OPERAÇÃO: Polícia Civil investiga crimes de organização criminosa e lavagem de capitais
O tesoureiro da maior facção criminosa de Mato Grosso, Paulo Winter Paelo Farias, mais conhecido como WT, a advogada e influenciadora Dayana Karol Moreira, o assessor parlamentar da Câmara de Cuiabá Brunno Passos da Silva e o jogador de futebol amador Alex Júnior estão entre os detidos na Operação Replay.
A operação, desencadeada nesta quinta-feira (30) pela Polícia Civil, investiga crimes relacionados à organização criminosa e lavagem de dinheiro. WT é o principal alvo da operação e já está preso por causa da Operação Apito Final, realizada pela Gerência de Combate ao Crime Organizado (GCCO) em 2024. Ele é dono de um time de futebol amador chamado Amigos WT, no qual Brunno e Alex jogavam. Brunno é assessor parlamentar do vereador Jefferson Siqueira (PSD) na Câmara Municipal de Cuiabá. Ele foi contratado em janeiro deste ano com um salário de R$ 2,5 mil.

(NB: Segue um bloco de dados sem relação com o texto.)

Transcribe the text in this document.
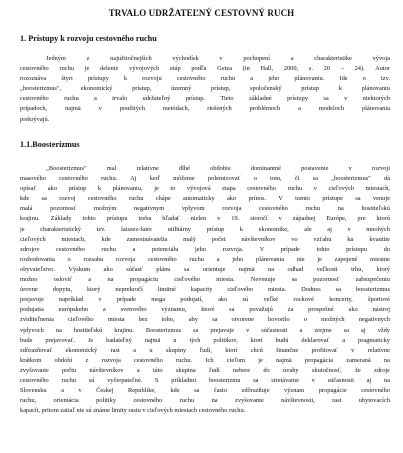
TRVALO UDRŽATEĽNÝ CESTOVNÝ RUCH
1. Prístupy k rozvoju cestovného ruchu
Jedným z najužitočnejších východísk v pochopení a charakteristike vývoja
cestovného ruchu je delenie vývojových etáp podľa Getza (in Hall, 2000, s. 20 – 24). Autor
rozoznáva štyri prístupy k rozvoju cestovného ruchu a jeho plánovaniu. Ide o tzv.
„boosterizmus", ekonomický prístup, územný prístup, spoločenský prístup k plánovaniu
cestovného ruchu a trvalo udržateľný prístup. Tieto základné prístupy sa v niektorých
prípadoch, najmä v použitých metódach, riešených problémoch a modeloch plánovania
prekrývajú.
1.1.Boosterizmus
„Boosterizmus" mal relatívne dlhé obdobie dominantné postavenie v rozvoji
masového cestovného ruchu. Aj keď môžeme polemizovať o tom, či sa „boosterizmus" dá
opísať ako prístup k plánovaniu, je to vývojová etapa cestovného ruchu v cieľových miestach,
kde sa rozvoj cestovného ruchu chápe automaticky ako prínos. V tomto prístupe sa venuje
malá pozornosť možným negatívnym vplyvom rozvoja cestovného ruchu na hostiteľskú
krajinu. Základy tohto prístupu treba hľadať nielen v 19. storočí v západnej Európe, pre ktorú
je charakteristický tzv. laissez-faire utilitárny prístup k ekonomike, ale aj v mnohých
cieľových miestach, kde zamestnávatelia malý počet návštevníkov vo vzťahu ku kvantite
zdrojov cestovného ruchu a potenciálu jeho rozvoja. V prípade tohto prístupu do
rozhodovania o rozsahu rozvoja cestovného ruchu a jeho plánovania nie je zapojené miestne
obyvateľstvo. Výskum ako súčasť plánu sa orientuje najmä na odhad veľkosti trhu, ktorý
možno osloviť a na propagáciu cieľového miesta. Nevenuje sa pozornosť zabezpečeniu
úrovne dopytu, ktorý neprekročí limitné kapacity cieľového miesta. Dodnes sa boosterizmus
prejavuje napríklad v prípade mega podujatí, ako sú veľké rockové koncerty, športové
podujatia európskeho a svetového významu, ktoré sa považujú za prospešné ako nástroj
zviditeľnenia cieľového miesta bez toho, aby sa otvorene hovorilo o možných negatívnych
vplyvoch na hostiteľskú krajinu. Boosterizmus sa prejavuje v súčasnosti a zrejme sa aj vždy
bude prejavovať. Je badateľný najmä u tých politikov, ktorí budú deklarovať a pragmaticky
zdôrazňovať ekonomický rast a u skupiny ľudí, ktorí chcú finančne profitovať v relatívne
krátkom období z rozvoja cestovného ruchu. Ich cieľom je najmä propagácia zameraná na
zvyšovanie počtu návštevníkov a táto skupina ľudí nebere do úvahy skutočnosť, že zdroje
cestovného ruchu sú vyčerpateľné. S príkladmi boosterizmu sa stretávame v súčasnosti aj na
Slovensku a v Českej Republike, kde sa často zdôrazňuje význam propagácie cestovného
ruchu, orientácia politiky cestovného ruchu na zvyšovanie návštevnosti, rast ubytovacích
kapacít, pritom zatiaľ nie sú známe limity rastu v cieľových miestach cestovného ruchu.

No total, a operação cumpre 10 mandados de prisão preventiva, mandados de busca e apreensão, além de medidas patrimoniais e de quebra de sigilo, contra 14 suspeitos em Cuiabá, Várzea Grande, Balneário Camboriú (SC), Itapema (SC) e Rio de Janeiro (RJ). De acordo com a Polícia Civil, a investigação é um desdobramento das operações Apito Final, Fair Play e Tempo Extra, construída a partir da análise de dados telemáticos.
Os relatórios técnicos identificaram a continuidade das atividades da organização criminosa, revelando a divisão de tarefas, a existência de um núcleo financeiro próprio, operadores externos, uso de contas de terceiros e aquisição de bens em nome de pessoas sem capacidade econômica compatível. A decisão judicial autorizou não apenas as prisões, mas também buscas pessoais, domiciliares e veiculares, afastamento do sigilo de dispositivos eletrônicos, compartilhamento de provas, sequestro e indisponibilidade de imóveis e veículos, além do bloqueio dos ativos financeiros dos investigados.

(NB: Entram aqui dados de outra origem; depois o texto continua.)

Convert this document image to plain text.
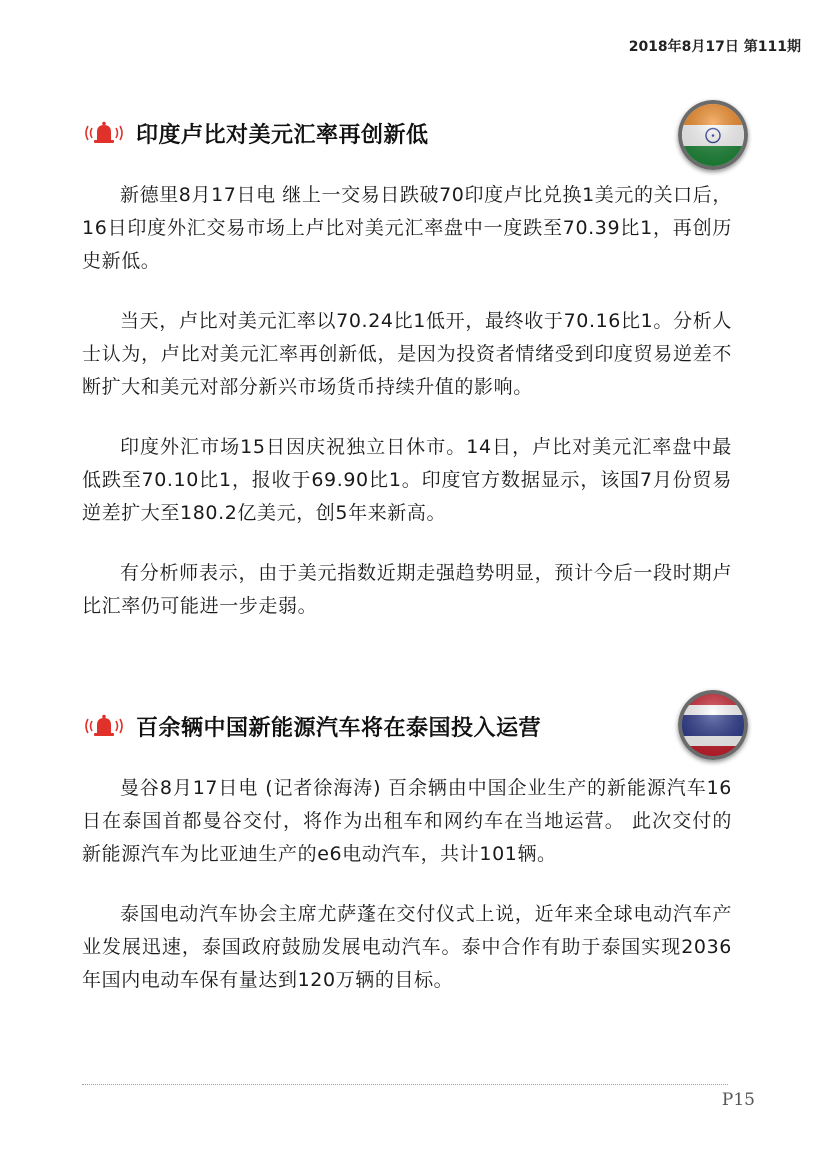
2018年8月17日 第111期
印度卢比对美元汇率再创新低

新德里8月17日电 继上一交易日跌破70印度卢比兑换1美元的关口后，16日印度外汇交易市场上卢比对美元汇率盘中一度跌至70.39比1，再创历史新低。

当天，卢比对美元汇率以70.24比1低开，最终收于70.16比1。分析人士认为，卢比对美元汇率再创新低，是因为投资者情绪受到印度贸易逆差不断扩大和美元对部分新兴市场货币持续升值的影响。

印度外汇市场15日因庆祝独立日休市。14日，卢比对美元汇率盘中最低跌至70.10比1，报收于69.90比1。印度官方数据显示，该国7月份贸易逆差扩大至180.2亿美元，创5年来新高。

有分析师表示，由于美元指数近期走强趋势明显，预计今后一段时期卢比汇率仍可能进一步走弱。

百余辆中国新能源汽车将在泰国投入运营

曼谷8月17日电 (记者徐海涛) 百余辆由中国企业生产的新能源汽车16日在泰国首都曼谷交付，将作为出租车和网约车在当地运营。 此次交付的新能源汽车为比亚迪生产的e6电动汽车，共计101辆。

泰国电动汽车协会主席尤萨蓬在交付仪式上说，近年来全球电动汽车产业发展迅速，泰国政府鼓励发展电动汽车。泰中合作有助于泰国实现2036年国内电动车保有量达到120万辆的目标。

P15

Os bens atingidos pelas medidas judiciais foram avaliados em cerca de R$ 17,2 milhões. Entre os bens confiscados estão apartamentos e casas de luxo em Mato Grosso e Santa Catarina, três terrenos e quatro veículos. Foi solicitado também o bloqueio financeiro de até R$ 15,324 milhões, valor associado à contabilidade encontrada durante a investigação. Segundo a Polícia Civil, as ações têm como objetivo acabar com as atividades contínuas do grupo, preservar provas, evitar a dissipação do patrimônio e desmantelar a base econômica que sustentava a organização criminosa.
Mesmo preso em um setor de segurança máxima do sistema prisional estadual, WT continuava exercendo funções de comando financeiro e disciplinar dentro da facção, instruindo operadores em liberdade e determinando movimentações financeiras. O nome da operação Replay faz alusão à repetição das atividades criminosas e à capacidade da facção de se reestruturar após operações anteriores. Esta nova fase da operação visa interromper esse ciclo contínuo, responsabilizar os envolvidos e retirar os recursos financeiros e patrimoniais que mantêm as atividades da organização.